L’étude de cas s’est concentrée sur les facteurs qui favorisent l’introduction réussie de nouvelles technologies, en particulier l’attitude du chef d’exploitation. Outre l’attitude générale vis-à-vis des développements techniques et de la numérisation, l’accent a été mis entre autres sur la volonté d’apprendre, la prise de risque, les compétences en matière de nouvelles technologies et la gestion des difficultés. Selon le chef d’exploitation, il est indispensable d’adopter une attitude ouverte face à la technologie et de s’intéresser aux développements numériques. Un support technique simple et rapide joue également un rôle important.
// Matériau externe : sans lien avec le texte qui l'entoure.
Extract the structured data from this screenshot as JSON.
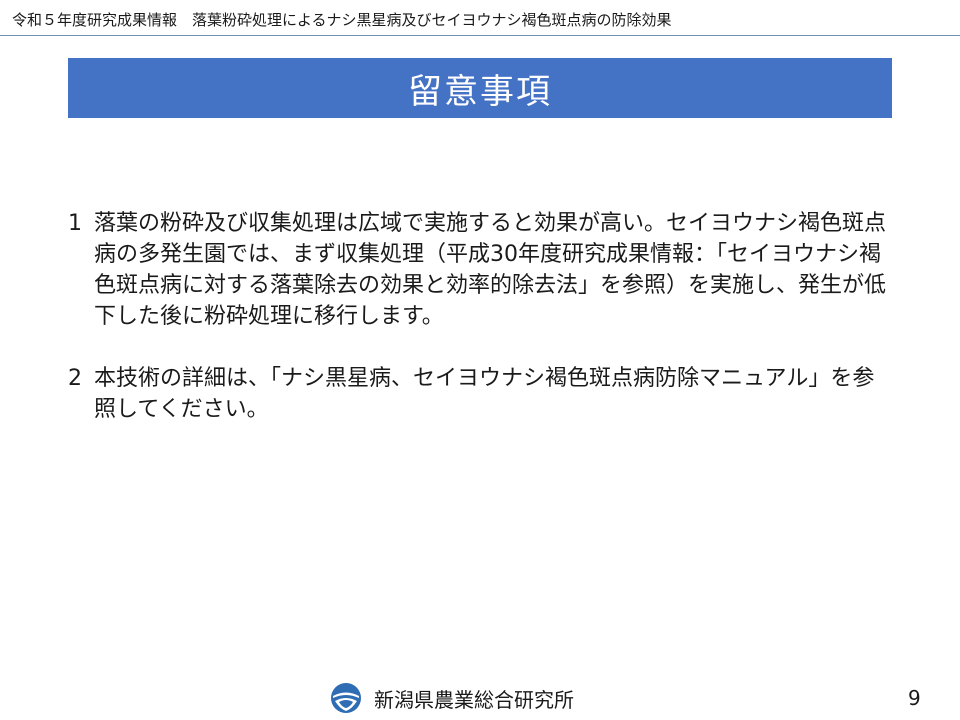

*AgriQnet: Réseau réunissant l’Union suisse des paysans, Swiss Food Research, l’association Stratégie Qualité et l’Office fédéral de l’agriculture afin de promovoir des projets innovants dans le domaine de l’agriculture.

Conclusions

  • Une bineuse couplée à une rampe de pulvérisation ciblée commandées par des capteurs et une caméra peut permettre d’économiser 75 % des pesticides et 100 % des herbicides habituellement utilisés au cours d’une saison de culture des salades.
  • Le prototype, sous sa forme actuelle, nécessite à la fois un investissement plus important et davantage de travail par hectare que les machines usuelles servant à la protection des plantes.
  • L’utilisation du prototype ouvre cependant de nouvelles perspectives lorsqu’il permet de remplacer le binage manuel, par exemple dans l’agriculture biologique.
  • L’utilisation de cette nouvelle technologie peut par ailleurs s’avérer attractive si les consommatrices et consommateurs sont prêts à payer un supplément de prix pour une production plus respectueuse de l’environnement ou si l’Etat verse des contributions pour ces prestations écologiques.
  • Il faut en outre que le chef d’exploitation soit à l’aise avec les développements technologiques et qu’il dispose d’un bon support technique pour introduire avec succès les nouvelles technologies numériques dans sa pratique.